The beginning of the film suggests that two creatures who “fell from the sky” have become more interested in women's football than the local villagers. Did you use an allegory or do both coach Mamed and the female players literally feel like aliens?
The opening of Dreamers: People of Light was conceived not merely as a visual sequence, but as a metaphysical overture - layered in symbolism, echo, and intention. The figures descending from the sky are more than characters; they are cosmic archetypes. If you observe closely, they emerge from what resembles a vast stone jaw - an image simultaneously evoking birth and death. This duality is at the heart of the film: a spiritual rebirth, a re-seeing of the world through uncorrupted eyes
Although the coach's battle for the team is in the foreground, a real, small women's revolution takes place through the second plan. While you were working on the film, did you feel any changes in terms of girls' resistance to the way they are treated by their parents, primarily their fathers?

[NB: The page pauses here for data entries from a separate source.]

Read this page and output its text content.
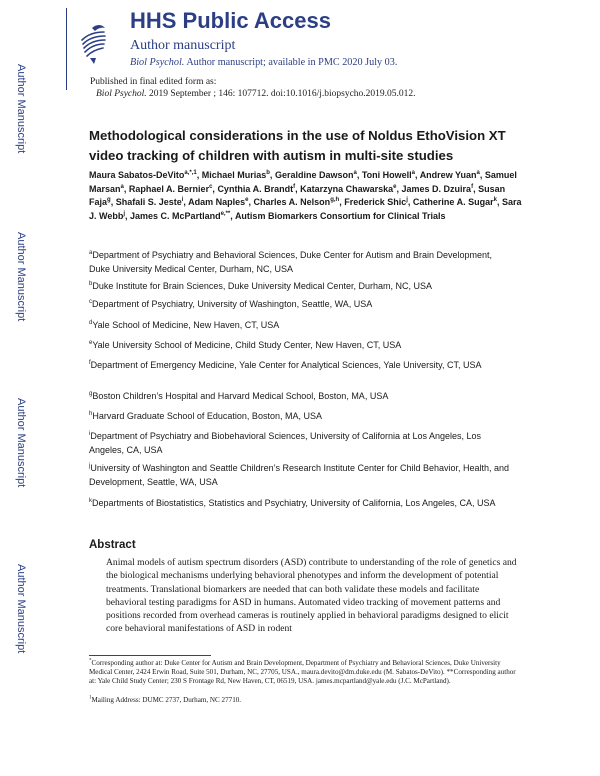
Author Manuscript
Author Manuscript
Author Manuscript
Author Manuscript
HHS Public Access
Author manuscript
Biol Psychol. Author manuscript; available in PMC 2020 July 03.
Published in final edited form as:
Biol Psychol. 2019 September ; 146: 107712. doi:10.1016/j.biopsycho.2019.05.012.
Methodological considerations in the use of Noldus EthoVision XT video tracking of children with autism in multi-site studies
Maura Sabatos-DeVito$^{a,*,1}$, Michael Murias$^b$, Geraldine Dawson$^a$, Toni Howell$^a$, Andrew Yuan$^a$, Samuel Marsan$^a$, Raphael A. Bernier$^c$, Cynthia A. Brandt$^f$, Katarzyna Chawarska$^e$, James D. Dzuira$^f$, Susan Faja$^g$, Shafali S. Jeste$^i$, Adam Naples$^e$, Charles A. Nelson$^{g,h}$, Frederick Shic$^j$, Catherine A. Sugar$^k$, Sara J. Webb$^j$, James C. McPartland$^{e,**}$, Autism Biomarkers Consortium for Clinical Trials
$^a$Department of Psychiatry and Behavioral Sciences, Duke Center for Autism and Brain Development, Duke University Medical Center, Durham, NC, USA
$^b$Duke Institute for Brain Sciences, Duke University Medical Center, Durham, NC, USA
$^c$Department of Psychiatry, University of Washington, Seattle, WA, USA
$^d$Yale School of Medicine, New Haven, CT, USA
$^e$Yale University School of Medicine, Child Study Center, New Haven, CT, USA
$^f$Department of Emergency Medicine, Yale Center for Analytical Sciences, Yale University, CT, USA
$^g$Boston Children’s Hospital and Harvard Medical School, Boston, MA, USA
$^h$Harvard Graduate School of Education, Boston, MA, USA
$^i$Department of Psychiatry and Biobehavioral Sciences, University of California at Los Angeles, Los Angeles, CA, USA
$^j$University of Washington and Seattle Children’s Research Institute Center for Child Behavior, Health, and Development, Seattle, WA, USA
$^k$Departments of Biostatistics, Statistics and Psychiatry, University of California, Los Angeles, CA, USA
Abstract
Animal models of autism spectrum disorders (ASD) contribute to understanding of the role of genetics and the biological mechanisms underlying behavioral phenotypes and inform the development of potential treatments. Translational biomarkers are needed that can both validate these models and facilitate behavioral testing paradigms for ASD in humans. Automated video tracking of movement patterns and positions recorded from overhead cameras is routinely applied in behavioral paradigms designed to elicit core behavioral manifestations of ASD in rodent
*Corresponding author at: Duke Center for Autism and Brain Development, Department of Psychiatry and Behavioral Sciences, Duke University Medical Center, 2424 Erwin Road, Suite 501, Durham, NC, 27705, USA., maura.devito@dm.duke.edu (M. Sabatos-DeVito). **Corresponding author at: Yale Child Study Center; 230 S Frontage Rd, New Haven, CT, 06519, USA. james.mcpartland@yale.edu (J.C. McPartland).
$^1$Mailing Address: DUMC 2737, Durham, NC 27710.
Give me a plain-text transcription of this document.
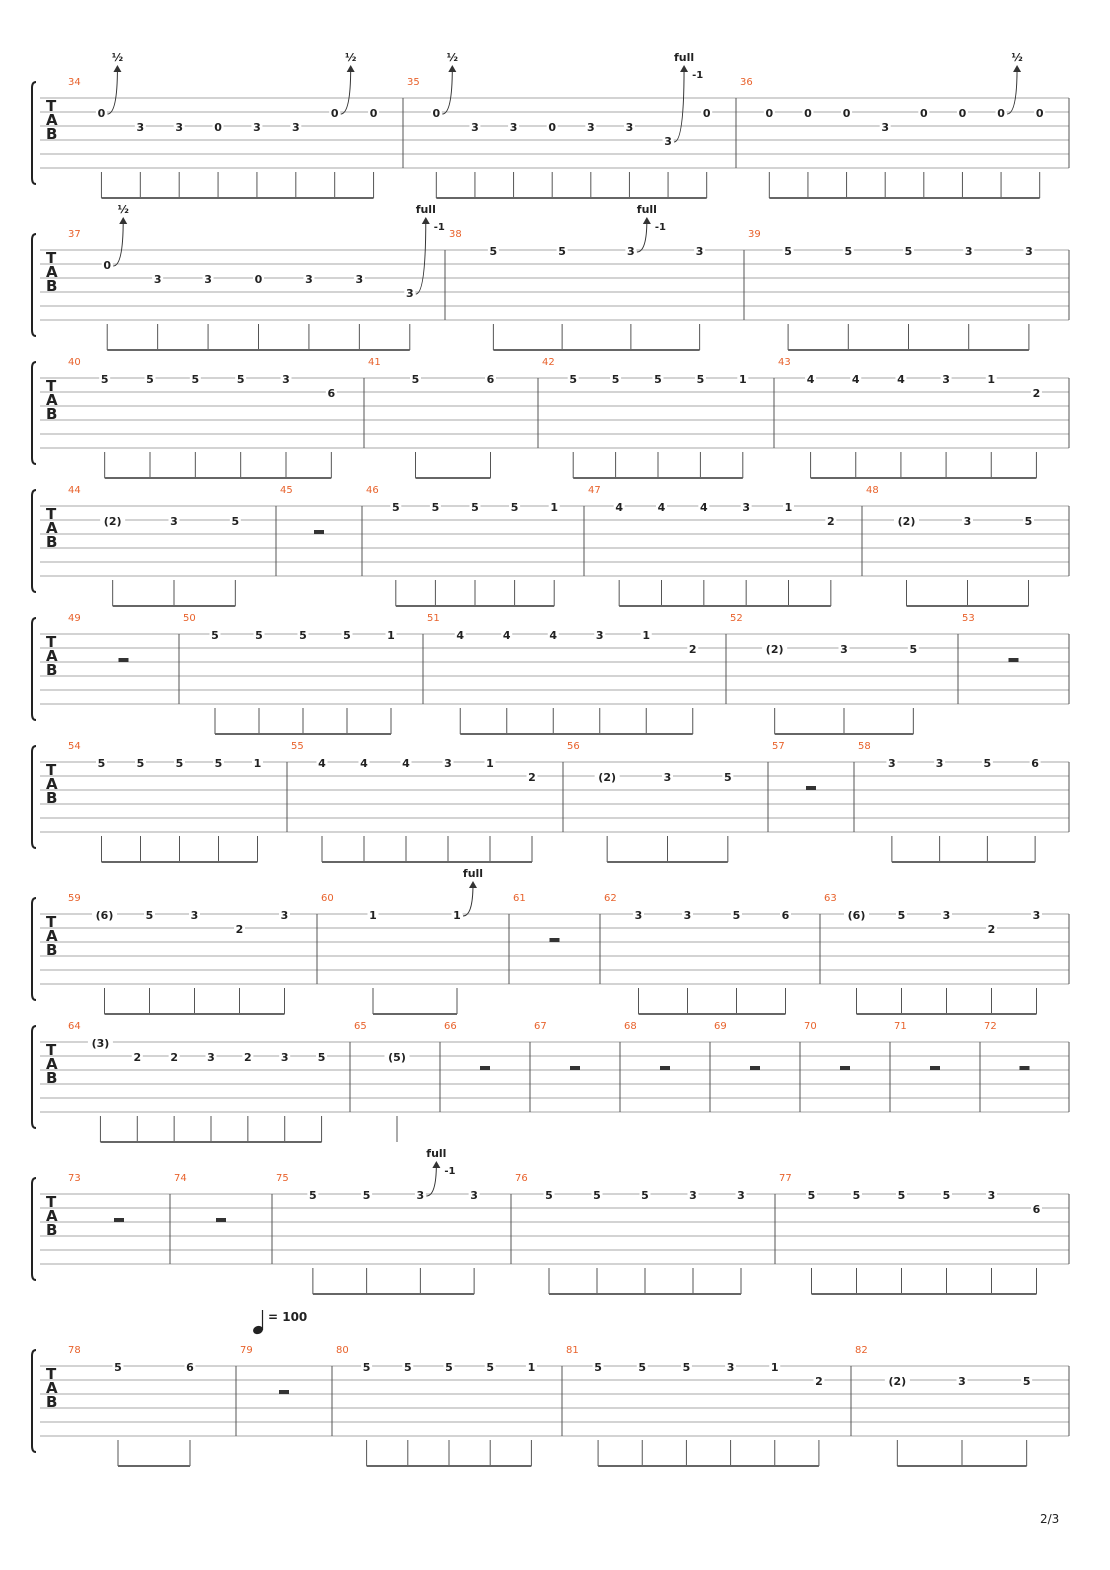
= 100
T
A
B
34
0
½
3	3	0	3	3
0
½
0
35
0
½
3	3	0	3	3
3
full
-1
0
36
0	0	0
3
0	0	0
½
0
T
A
B
37
0
½
3	3	0	3	3
3
full
-1
38
5	5	3
full
-1
3
39
5	5	5	3	3
T
A
B
40
5	5	5	5	3
6
41
5	6
42
5	5	5	5	1
43
4	4	4	3	1
2
T
A
B
44
(2)	3	5
45	46
5	5	5	5	1
47
4	4	4	3	1
2
48
(2)	3	5
T
A
B
49	50
5	5	5	5	1
51
4	4	4	3	1
2
52
(2)	3	5
53
T
A
B
54
5	5	5	5	1
55
4	4	4	3	1
2
56
(2)	3	5
57	58
3	3	5	6
T
A
B
59
(6)	5	3
2
3
60
1	1
full
61	62
3	3	5	6
63
(6)	5	3
2
3
T
A
B
64
(3)
2	2	3	2	3	5
65
(5)
66	67	68	69	70	71	72
T
A
B
73	74	75
5	5	3
full
-1
3
76
5	5	5	3	3
77
5	5	5	5	3
6
T
A
B
78
5	6
79	80
5	5	5	5	1
81
5	5	5	3	1
2
82
(2)	3	5
2/3
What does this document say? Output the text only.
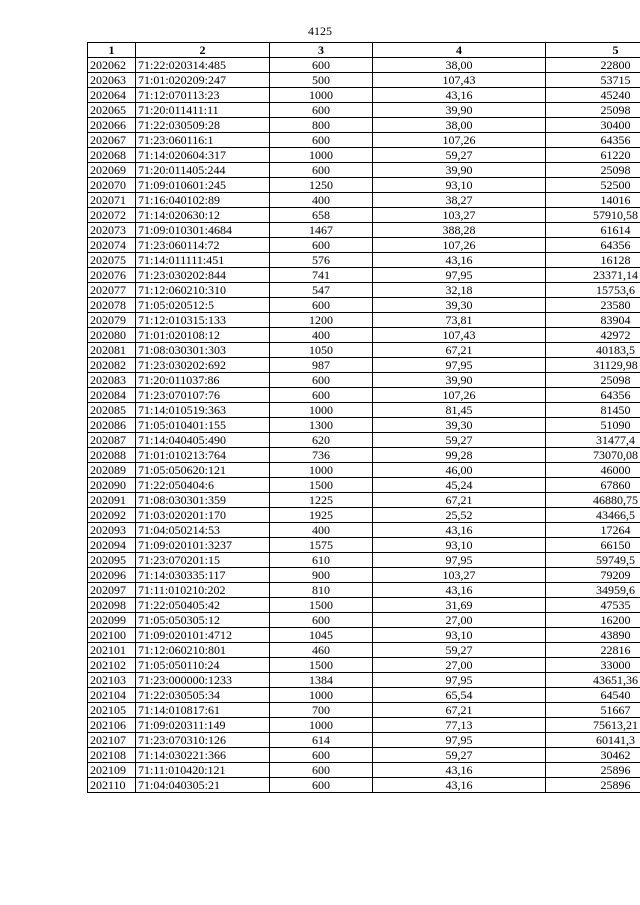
4125
1	2	3	4	5
202062	71:22:020314:485	600	38,00	22800
202063	71:01:020209:247	500	107,43	53715
202064	71:12:070113:23	1000	43,16	45240
202065	71:20:011411:11	600	39,90	25098
202066	71:22:030509:28	800	38,00	30400
202067	71:23:060116:1	600	107,26	64356
202068	71:14:020604:317	1000	59,27	61220
202069	71:20:011405:244	600	39,90	25098
202070	71:09:010601:245	1250	93,10	52500
202071	71:16:040102:89	400	38,27	14016
202072	71:14:020630:12	658	103,27	57910,58
202073	71:09:010301:4684	1467	388,28	61614
202074	71:23:060114:72	600	107,26	64356
202075	71:14:011111:451	576	43,16	16128
202076	71:23:030202:844	741	97,95	23371,14
202077	71:12:060210:310	547	32,18	15753,6
202078	71:05:020512:5	600	39,30	23580
202079	71:12:010315:133	1200	73,81	83904
202080	71:01:020108:12	400	107,43	42972
202081	71:08:030301:303	1050	67,21	40183,5
202082	71:23:030202:692	987	97,95	31129,98
202083	71:20:011037:86	600	39,90	25098
202084	71:23:070107:76	600	107,26	64356
202085	71:14:010519:363	1000	81,45	81450
202086	71:05:010401:155	1300	39,30	51090
202087	71:14:040405:490	620	59,27	31477,4
202088	71:01:010213:764	736	99,28	73070,08
202089	71:05:050620:121	1000	46,00	46000
202090	71:22:050404:6	1500	45,24	67860
202091	71:08:030301:359	1225	67,21	46880,75
202092	71:03:020201:170	1925	25,52	43466,5
202093	71:04:050214:53	400	43,16	17264
202094	71:09:020101:3237	1575	93,10	66150
202095	71:23:070201:15	610	97,95	59749,5
202096	71:14:030335:117	900	103,27	79209
202097	71:11:010210:202	810	43,16	34959,6
202098	71:22:050405:42	1500	31,69	47535
202099	71:05:050305:12	600	27,00	16200
202100	71:09:020101:4712	1045	93,10	43890
202101	71:12:060210:801	460	59,27	22816
202102	71:05:050110:24	1500	27,00	33000
202103	71:23:000000:1233	1384	97,95	43651,36
202104	71:22:030505:34	1000	65,54	64540
202105	71:14:010817:61	700	67,21	51667
202106	71:09:020311:149	1000	77,13	75613,21
202107	71:23:070310:126	614	97,95	60141,3
202108	71:14:030221:366	600	59,27	30462
202109	71:11:010420:121	600	43,16	25896
202110	71:04:040305:21	600	43,16	25896
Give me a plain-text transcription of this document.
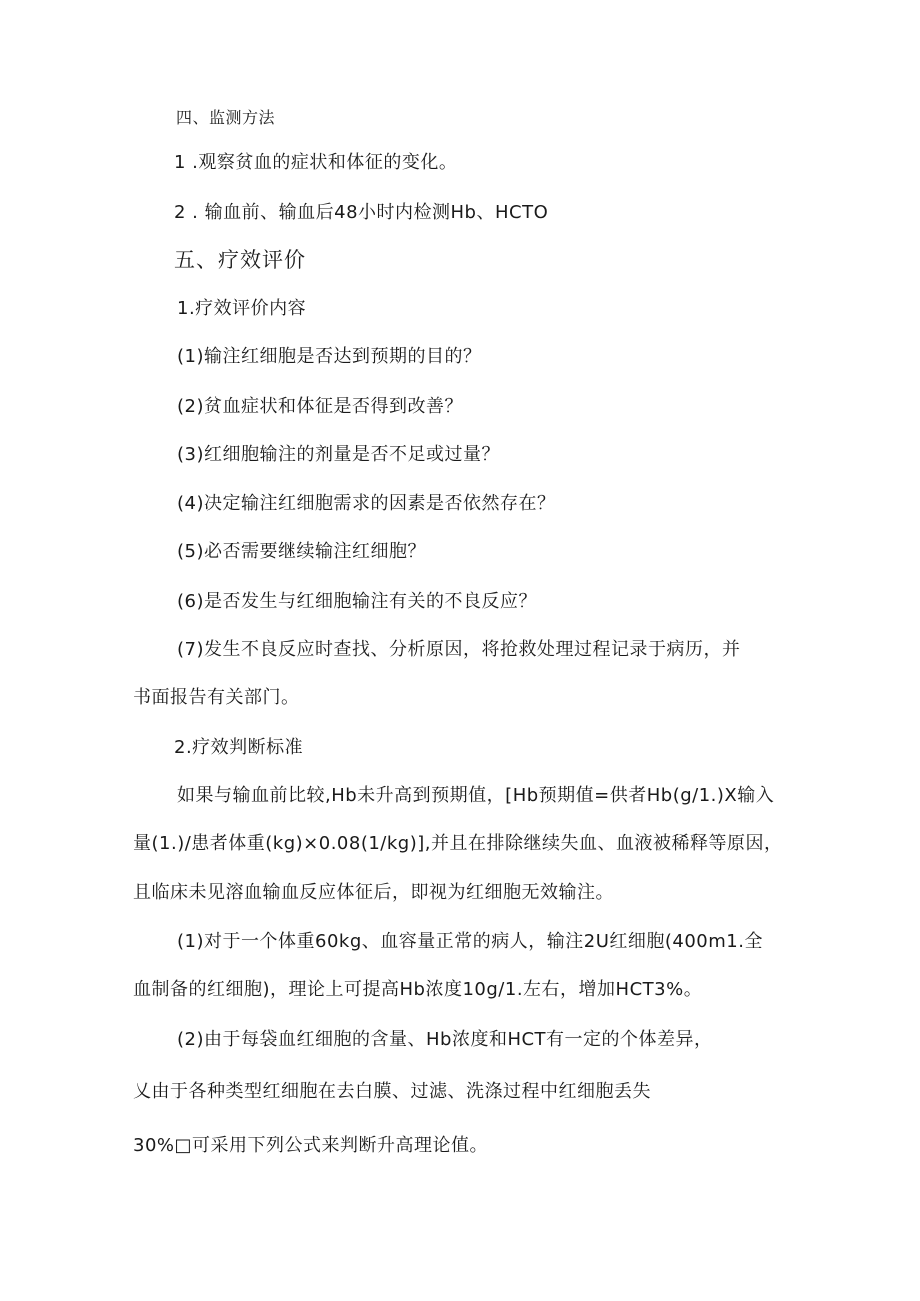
四、监测方法
1 .观察贫血的症状和体征的变化。
2 . 输血前、输血后48小时内检测Hb、HCTO
五、疗效评价
1.疗效评价内容
(1)输注红细胞是否达到预期的目的？
(2)贫血症状和体征是否得到改善？
(3)红细胞输注的剂量是否不足或过量？
(4)决定输注红细胞需求的因素是否依然存在？
(5)必否需要继续输注红细胞？
(6)是否发生与红细胞输注有关的不良反应？
(7)发生不良反应时查找、分析原因，将抢救处理过程记录于病历，并
书面报告有关部门。
2.疗效判断标准
如果与输血前比较,Hb未升高到预期值，[Hb预期值=供者Hb(g/1.)X输入
量(1.)/患者体重(kg)×0.08(1/kg)],并且在排除继续失血、血液被稀释等原因，
且临床未见溶血输血反应体征后，即视为红细胞无效输注。
(1)对于一个体重60kg、血容量正常的病人，输注2U红细胞(400m1.全
血制备的红细胞)，理论上可提高Hb浓度10g/1.左右，增加HCT3%。
(2)由于每袋血红细胞的含量、Hb浓度和HCT有一定的个体差异，
乂由于各种类型红细胞在去白膜、过滤、洗涤过程中红细胞丢失
30%□可采用下列公式来判断升高理论值。
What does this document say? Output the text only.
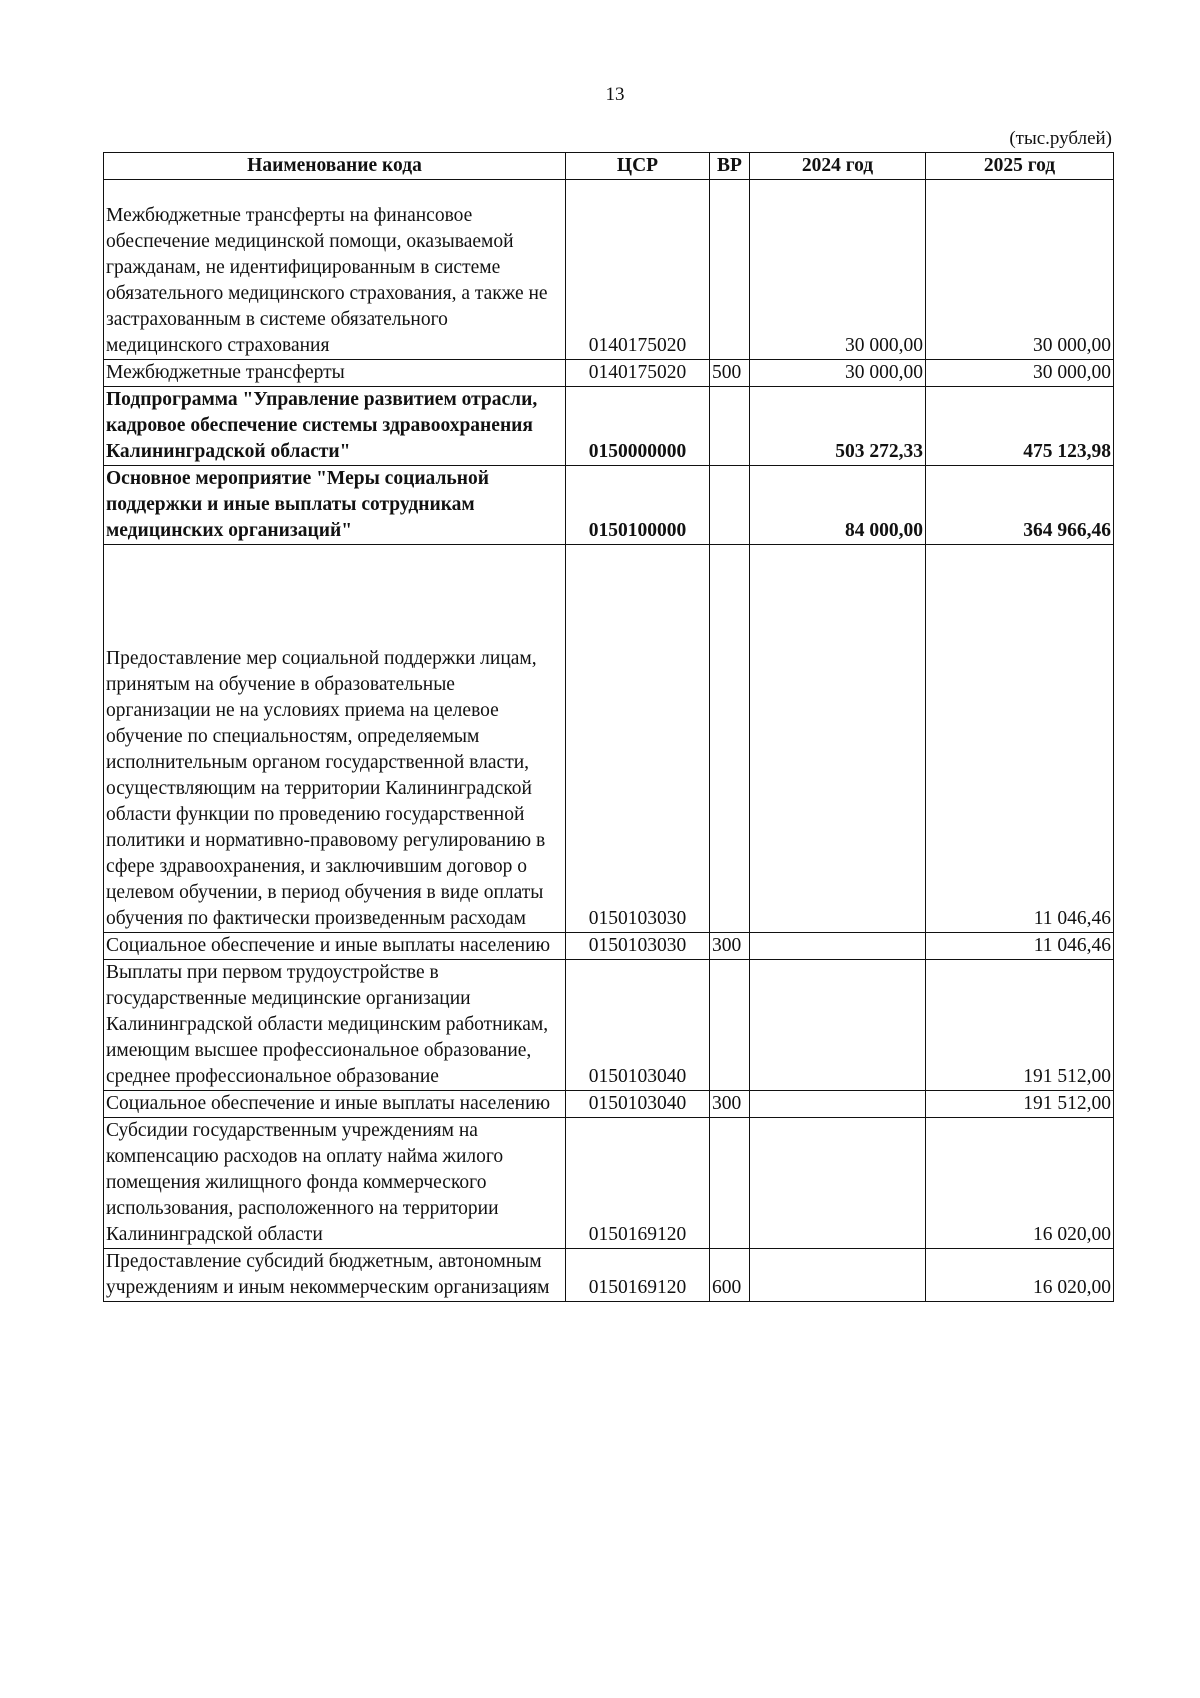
13
(тыс.рублей)
Наименование кода	ЦСР	ВР	2024 год	2025 год
Межбюджетные трансферты на финансовое обеспечение медицинской помощи, оказываемой гражданам, не идентифицированным в системе обязательного медицинского страхования, а также не застрахованным в системе обязательного медицинского страхования	0140175020		30 000,00	30 000,00
Межбюджетные трансферты	0140175020	500	30 000,00	30 000,00
Подпрограмма "Управление развитием отрасли, кадровое обеспечение системы здравоохранения Калининградской области"	0150000000		503 272,33	475 123,98
Основное мероприятие "Меры социальной поддержки и иные выплаты сотрудникам медицинских организаций"	0150100000		84 000,00	364 966,46
Предоставление мер социальной поддержки лицам, принятым на обучение в образовательные организации не на условиях приема на целевое обучение по специальностям, определяемым исполнительным органом государственной власти, осуществляющим на территории Калининградской области функции по проведению государственной политики и нормативно-правовому регулированию в сфере здравоохранения, и заключившим договор о целевом обучении, в период обучения в виде оплаты обучения по фактически произведенным расходам	0150103030			11 046,46
Социальное обеспечение и иные выплаты населению	0150103030	300		11 046,46
Выплаты при первом трудоустройстве в государственные медицинские организации Калининградской области медицинским работникам, имеющим высшее профессиональное образование, среднее профессиональное образование	0150103040			191 512,00
Социальное обеспечение и иные выплаты населению	0150103040	300		191 512,00
Субсидии государственным учреждениям на компенсацию расходов на оплату найма жилого помещения жилищного фонда коммерческого использования, расположенного на территории Калининградской области	0150169120			16 020,00
Предоставление субсидий бюджетным, автономным учреждениям и иным некоммерческим организациям	0150169120	600		16 020,00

The film began as a story about a football team and a coach’s perseverance, but it evolved into something far deeper. Dreamers: People of Light became a film about awakening - about the silent revolution that begins in the soul. It’s about the return to an ancient, almost mythic truth, a flicker of Paradise remembered. The camera, in many ways, became a vessel, not just recording change, but channeling it.
And while Mamed's battle forms the spine of the film, the girls are its beating heart. Their resistance wasn’t loud, it moved in whispers. In the choices they made at home, in their decision to stay, to keep playing, to keep dreaming, I witnessed something luminous. They began to carry themselves as if the future belonged to them, and, in a way, it does. Even the title evolved with us. It began as Dreamer, then Dreamers, then Dreamers Are Believers. For a moment, it was even Dreamers: Apocalypto Yesterday, reflecting the personal collapse I was experiencing, the breaking of old structures within myself. But finally, the film found its true name Dreamers: People of Light, a title that contains them, Mamed, Svetlana, and my own transformation.
This film changed me. It forced me to confront inherited beliefs about gender, power, identity. Through the girls’ journeys, I came to see my own more clearly. That, to me, is the alchemy of cinema: it begins by illuminating others, and ends by revealing yourself.